*sometimes the number of threads is set to twice the number of cores in SMT-capable (multithreading) machines, since they were designed to be able to run two threads per core. Didn't make much of a difference in any workload I ever tried, since the point of SMT (someone correct me if wrong) is to keep the core ALU busy and that's not a problem for numerical simulations since they're ALU-heavy by definition.
SMT isn't just aimed at ALU units. Any unused core function unit could get utilized by another thread if it is sitting there unused for a substantive amount of time. SMT isn't going to have traction on micro benchmarks where the whole problem can be loaded into cache and just run a very tight loop over a relatively limited memory area.
SMT has traction there there are dynamic execution bubbles that impede keeping the units active. For example waiting on data to load before can do a arithmetic op. If one of the operands is coming from the the persistent storage disk then nothing is going to happen for long while. If can slide in another thread that can make some "slow" progress that is better for aggregate throughput than nothing at all. (or waiting until the multithread time slice quantum is over to swap the delayed thread out and put in some work. )
There are a limited about of virtual addresses that can be translated with low overhead. Limited "local" data (e.g., if using MPI to get data off another supercomputer node ) . Caps on how many different branches can predict your way through. ( a long sequence of if-thens with tests that shift on immediate results versus a loop end condition test which almost always branches the same way ( 'while i < 100000' for. 99999 times it is 'yes' ).
Everything in the same virtual address space, all the data loaded into 'local' RAM. One big loop with no internal branches. 99% L3 cache hit rate. In that context, SMT won't get much traction if have thrown lots of resources at being hyper aggressive at pulling instructions "out of order".
I assume context switches here are less of a problem since SMT-capable cores have two sets of registers so context switching between (just) two threads should be cheaper, so performance doesn't improve nor decrease.
SMT has two dynamically sized subsets of registers. That is a different kind of "threaded" execution where there are whole sets with deliberate shared between the units. With register renaming for out of order executions the main thread is using more registers than are explicitly in the application binary instruction set. SMT overlays on top of the register rewriting that was there anyway (. regardless they are being renamed ... so not much overhead to rename into two sets. )
If the speculative execution path is stalled on "thread 1" then that much larger pool of "extra" rename registers aren't being used anyway... so just consume them with something else. The bookkeeping for which rename registers belong with which set is no where near the register and path consumption of the registers themselves. An incrementally larger pool could be useful but 100% growth not likely required to get some incremental increase in performance.

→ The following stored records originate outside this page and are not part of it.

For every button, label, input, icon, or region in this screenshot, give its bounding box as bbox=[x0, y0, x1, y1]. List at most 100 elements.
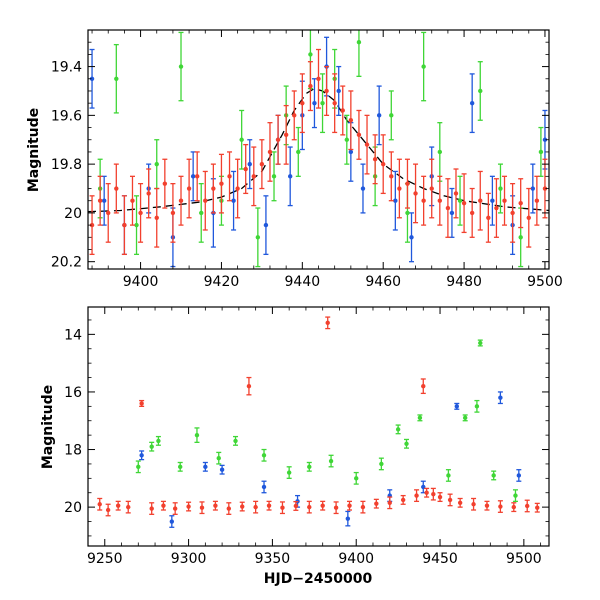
data-point bbox=[246, 376, 252, 396]
data-point bbox=[275, 114, 281, 165]
data-point bbox=[462, 414, 468, 422]
data-point bbox=[139, 450, 145, 461]
data-point bbox=[177, 461, 183, 472]
data-point bbox=[89, 48, 95, 109]
data-point bbox=[353, 471, 359, 485]
data-point bbox=[404, 158, 410, 209]
data-point bbox=[251, 146, 257, 207]
data-point bbox=[420, 480, 426, 494]
data-point bbox=[332, 73, 338, 134]
data-point bbox=[524, 499, 530, 513]
data-point bbox=[360, 163, 366, 214]
data-point bbox=[219, 464, 225, 475]
data-point bbox=[511, 502, 517, 513]
x-tick-label: 9250 bbox=[87, 551, 123, 567]
data-point bbox=[526, 187, 532, 248]
bottom-panel-frame bbox=[87, 306, 550, 547]
data-point bbox=[484, 500, 490, 511]
data-point bbox=[477, 170, 483, 231]
data-point bbox=[457, 175, 463, 226]
data-point bbox=[424, 487, 430, 498]
data-point bbox=[437, 175, 443, 226]
x-tick-label: 9500 bbox=[527, 274, 563, 290]
data-point bbox=[169, 515, 175, 528]
data-point bbox=[218, 153, 224, 214]
data-point bbox=[320, 500, 326, 511]
data-point bbox=[239, 501, 245, 512]
data-point bbox=[497, 391, 503, 405]
data-point bbox=[396, 158, 402, 219]
top-series-2 bbox=[89, 48, 548, 256]
x-tick-label: 9450 bbox=[422, 551, 458, 567]
data-point bbox=[155, 435, 161, 446]
data-point bbox=[469, 73, 475, 134]
data-point bbox=[457, 497, 463, 508]
y-tick-label: 20.2 bbox=[51, 255, 82, 271]
data-point bbox=[493, 178, 499, 238]
data-point bbox=[347, 500, 353, 511]
data-point bbox=[336, 65, 342, 117]
data-point bbox=[129, 175, 135, 226]
data-point bbox=[348, 90, 354, 151]
data-point bbox=[414, 489, 420, 503]
data-point bbox=[105, 182, 111, 243]
y-tick-label: 19.4 bbox=[51, 60, 82, 76]
data-point bbox=[453, 168, 459, 219]
data-point bbox=[306, 461, 312, 472]
data-point bbox=[194, 427, 200, 443]
data-point bbox=[154, 187, 160, 248]
data-point bbox=[400, 494, 406, 505]
data-point bbox=[134, 195, 140, 256]
data-point bbox=[138, 182, 144, 243]
data-point bbox=[474, 399, 480, 413]
data-point bbox=[388, 90, 394, 141]
data-point bbox=[380, 134, 386, 195]
data-point bbox=[146, 168, 152, 219]
data-point bbox=[413, 163, 419, 224]
data-point bbox=[328, 454, 334, 468]
data-point bbox=[364, 114, 370, 175]
data-point bbox=[235, 158, 241, 219]
data-point bbox=[373, 498, 379, 509]
data-point bbox=[105, 503, 111, 517]
data-point bbox=[449, 187, 455, 238]
data-point bbox=[344, 114, 350, 165]
y-tick-label: 19.8 bbox=[51, 157, 82, 173]
data-point bbox=[210, 163, 216, 214]
data-point bbox=[266, 500, 272, 511]
data-point bbox=[497, 163, 503, 214]
data-point bbox=[376, 85, 382, 146]
bottom-series-1 bbox=[135, 339, 518, 503]
data-point bbox=[477, 339, 483, 347]
data-point bbox=[113, 163, 119, 214]
data-point bbox=[502, 175, 508, 226]
data-point bbox=[430, 487, 436, 501]
data-point bbox=[162, 158, 168, 209]
data-point bbox=[293, 501, 299, 511]
top-panel-axes: 9400 9420 9440 9460 9480 9500 19.4 19.6 19.8 20 20… bbox=[51, 29, 563, 290]
data-point bbox=[279, 501, 285, 515]
data-point bbox=[160, 500, 166, 511]
data-point bbox=[255, 207, 261, 268]
data-point bbox=[497, 500, 503, 513]
data-point bbox=[485, 192, 491, 243]
data-point bbox=[320, 73, 326, 134]
data-point bbox=[469, 187, 475, 238]
data-point bbox=[113, 43, 119, 114]
data-point bbox=[287, 146, 293, 207]
data-point bbox=[489, 175, 495, 226]
data-point bbox=[172, 502, 178, 515]
y-tick-label: 18 bbox=[64, 443, 82, 459]
data-point bbox=[186, 501, 192, 512]
data-point bbox=[409, 212, 415, 263]
data-point bbox=[283, 104, 289, 165]
data-point bbox=[324, 65, 330, 117]
y-tick-label: 20 bbox=[64, 500, 82, 516]
data-point bbox=[421, 31, 427, 102]
data-point bbox=[202, 461, 208, 472]
data-point bbox=[510, 182, 516, 243]
data-point bbox=[239, 109, 245, 170]
data-point bbox=[149, 502, 155, 515]
data-point bbox=[429, 158, 435, 219]
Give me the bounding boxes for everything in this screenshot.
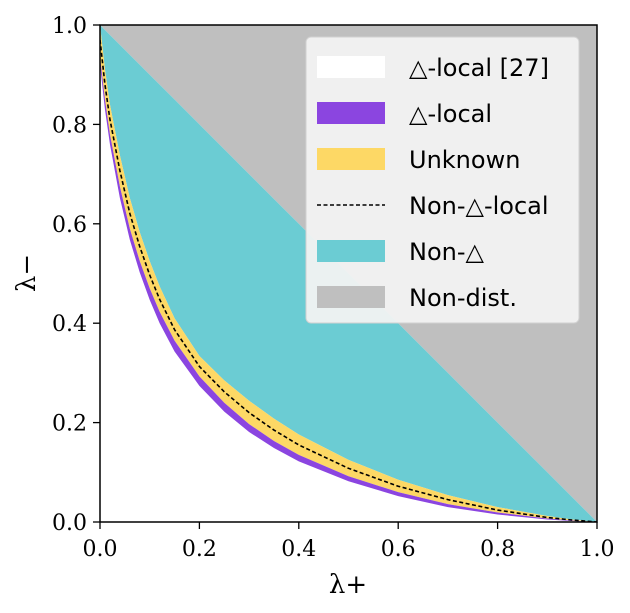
- x-axis-label-text: λ+: [329, 570, 367, 600]
- legend-label-triangle-local: △-local: [409, 100, 492, 128]
- legend-swatch-non-triangle: [317, 240, 385, 262]
- x-tick-label: 0.2: [182, 537, 217, 562]
- y-axis-label: λ−: [12, 254, 42, 292]
- axis-ticks: 0.0 0.2 0.4 0.6 0.8 1.0 0.0 0.2 0.4 0.6 0.8 1.0: [52, 14, 615, 562]
- x-tick-label: 0.0: [83, 537, 118, 562]
- legend-label-unknown: Unknown: [409, 146, 520, 174]
- band-unknown: [100, 25, 597, 522]
- y-tick-label: 0.8: [52, 113, 87, 138]
- legend-swatch-unknown: [317, 148, 385, 170]
- y-axis-label-text: λ−: [12, 254, 42, 292]
- band-triangle-local: [100, 57, 597, 522]
- x-tick-label: 0.4: [281, 537, 316, 562]
- legend-label-non-triangle-local: Non-△-local: [409, 192, 549, 220]
- legend-label-triangle-local-27: △-local [27]: [409, 54, 549, 82]
- legend-swatch-non-dist: [317, 286, 385, 308]
- legend-label-non-triangle: Non-△: [409, 238, 485, 266]
- x-tick-label: 1.0: [580, 537, 615, 562]
- legend-swatch-triangle-local-27: [317, 56, 385, 78]
- line-non-triangle-local: [100, 39, 597, 522]
- y-tick-label: 1.0: [52, 14, 87, 39]
- plot-frame: [99, 24, 598, 523]
- x-tick-label: 0.8: [480, 537, 515, 562]
- legend-label-non-dist: Non-dist.: [409, 284, 517, 312]
- x-axis-label: λ+: [329, 570, 367, 600]
- x-tick-label: 0.6: [381, 537, 416, 562]
- y-tick-label: 0.6: [52, 213, 87, 238]
- y-tick-label: 0.0: [52, 511, 87, 536]
- y-tick-label: 0.4: [52, 312, 87, 337]
- y-tick-label: 0.2: [52, 412, 87, 437]
- legend: △-local [27] △-local Unknown Non-△-local Non…: [305, 36, 580, 324]
- legend-swatch-triangle-local: [317, 102, 385, 124]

Many benchmarks go around this problem by measuring throughput (like the anaconda graph above) instead of time to finish a task. For example, Geekbench in the physical N-body simulation measures interactions computed per second, not the time to compute, say, 1M interactions. That takes granularity and task scheduling out of the equation.

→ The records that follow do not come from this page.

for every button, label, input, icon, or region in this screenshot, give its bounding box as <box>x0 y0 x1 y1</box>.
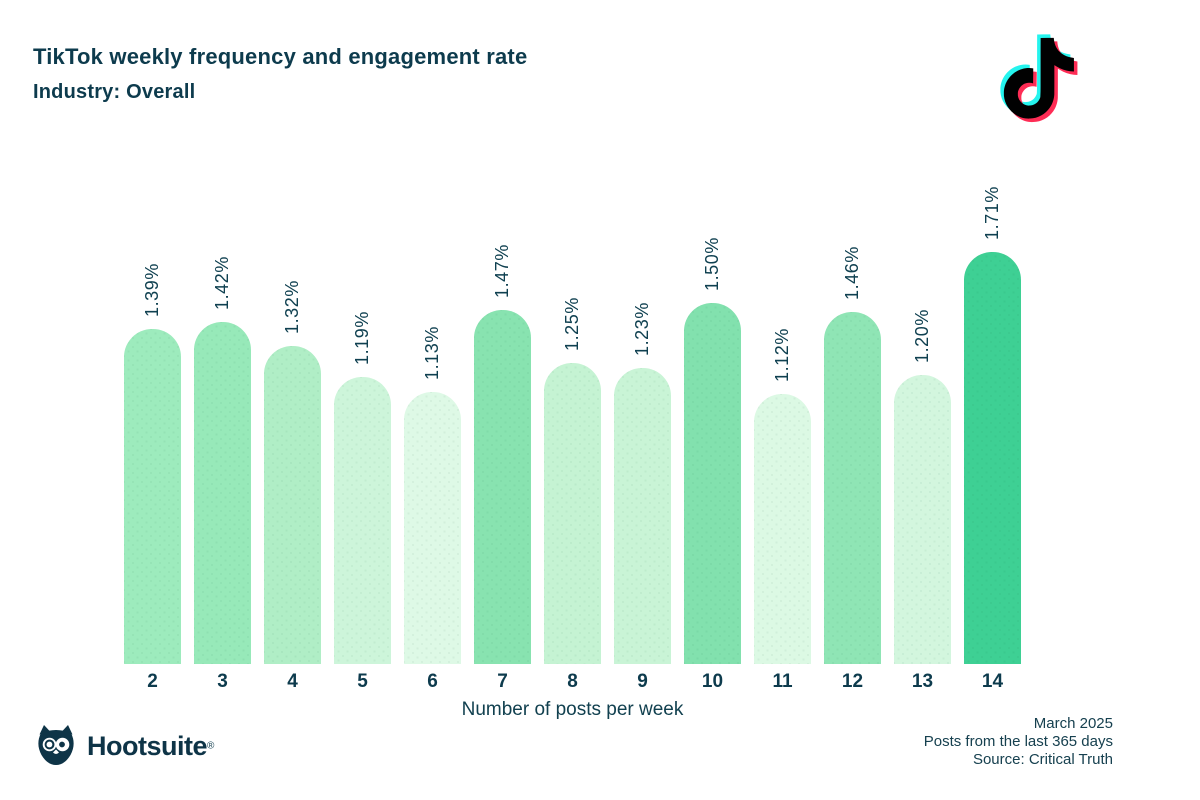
x-tick-label: 10 <box>701 671 724 692</box>
bar-column: 1.13% <box>404 326 461 664</box>
bar-column: 1.20% <box>894 309 951 664</box>
x-tick-label: 8 <box>567 671 578 692</box>
bar <box>684 303 741 664</box>
hootsuite-brand: Hootsuite® <box>34 724 214 768</box>
bar-value-label: 1.50% <box>702 236 722 291</box>
registered-mark: ® <box>207 740 215 752</box>
x-tick-label: 7 <box>497 671 508 692</box>
bar-value-label: 1.13% <box>422 325 442 380</box>
x-tick-label: 9 <box>637 671 648 692</box>
bar <box>894 375 951 664</box>
header: TikTok weekly frequency and engagement r… <box>33 44 527 104</box>
bar-value-label: 1.39% <box>142 262 162 317</box>
bar <box>824 312 881 664</box>
x-tick-label: 12 <box>841 671 864 692</box>
source-date: March 2025 <box>1033 715 1113 732</box>
x-tick-label: 13 <box>911 671 934 692</box>
bar-column: 1.32% <box>264 280 321 664</box>
x-tick-label: 11 <box>772 671 793 692</box>
x-tick-label: 14 <box>981 671 1004 692</box>
bar <box>614 368 671 664</box>
bar-column: 1.42% <box>194 256 251 664</box>
bar-value-label: 1.12% <box>772 327 792 382</box>
bar <box>964 252 1021 664</box>
tiktok-note-icon <box>1000 34 1078 123</box>
x-tick-label: 6 <box>427 671 438 692</box>
bar <box>754 394 811 664</box>
x-ticks: 2 3 4 5 6 7 8 9 10 11 12 13 14 <box>124 671 1021 693</box>
bar-value-label: 1.32% <box>282 279 302 334</box>
x-tick-label: 4 <box>287 671 298 692</box>
x-tick-label: 3 <box>217 671 228 692</box>
brand-wordmark: Hootsuite® <box>87 731 214 762</box>
bar <box>404 392 461 664</box>
bar-column: 1.23% <box>614 302 671 664</box>
hootsuite-owl-icon <box>38 725 74 765</box>
bar-value-label: 1.42% <box>212 255 232 310</box>
bar-value-label: 1.46% <box>842 245 862 300</box>
source-block: March 2025 Posts from the last 365 days … <box>924 715 1113 769</box>
bar-column: 1.39% <box>124 263 181 664</box>
bar-column: 1.12% <box>754 328 811 664</box>
bar <box>544 363 601 664</box>
bar-value-label: 1.20% <box>912 308 932 363</box>
source-range: Posts from the last 365 days <box>923 733 1113 750</box>
bar-value-label: 1.47% <box>492 243 512 298</box>
bar <box>474 310 531 664</box>
bar <box>194 322 251 664</box>
bar <box>264 346 321 664</box>
bar-column: 1.50% <box>684 237 741 664</box>
brand-name: Hootsuite <box>87 730 208 761</box>
bar-value-label: 1.23% <box>632 301 652 356</box>
bar-column: 1.25% <box>544 297 601 664</box>
bar-chart: 1.39% 1.42% 1.32% 1.19% 1.13% 1.47% 1.25% 1.23%… <box>124 124 1021 664</box>
bar-column: 1.47% <box>474 244 531 664</box>
bar-value-label: 1.19% <box>352 310 372 365</box>
bar-column: 1.19% <box>334 311 391 664</box>
bar-value-label: 1.71% <box>982 185 1002 240</box>
x-axis-title: Number of posts per week <box>461 699 684 720</box>
x-tick-label: 2 <box>147 671 158 692</box>
bar-column: 1.46% <box>824 246 881 664</box>
bar <box>124 329 181 664</box>
bar <box>334 377 391 664</box>
page-title: TikTok weekly frequency and engagement r… <box>33 44 528 69</box>
page-subtitle: Industry: Overall <box>33 81 196 103</box>
x-tick-label: 5 <box>357 671 368 692</box>
bar-column: 1.71% <box>964 186 1021 664</box>
bar-value-label: 1.25% <box>562 296 582 351</box>
source-credit: Source: Critical Truth <box>972 751 1113 768</box>
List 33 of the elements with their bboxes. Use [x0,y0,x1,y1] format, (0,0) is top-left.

It takes it out until it doesn't. If one creates. 10,000 threads versus 100 threads then the OS thread overhead is going to go up. That can have a cascade impact into scheduling. The data structures are just bigger. As threads gets "starved" for time a fair scheduler will push some others out. There are cache hits for that. Cache hits get more bubbles. More bubbles get you more delays in throughput. There is a longer line until get back to the front of the queue to get allocated. (again what likely had in cache is likely to have been pushed out unles all the threads are working on almost exact same duplicative data. )
Throughput is what matters because get to results later than needed won't help much.
Windows PCs still being sold with cut down main RAM and HDD sole system drive. SMT would have more traction to 'bite' into. Server with 10,000 remote users feeding data from < 1Gbps feeds. Same thing.
www.anandtech.com
I still haven’t decided on my ideal configuration yet.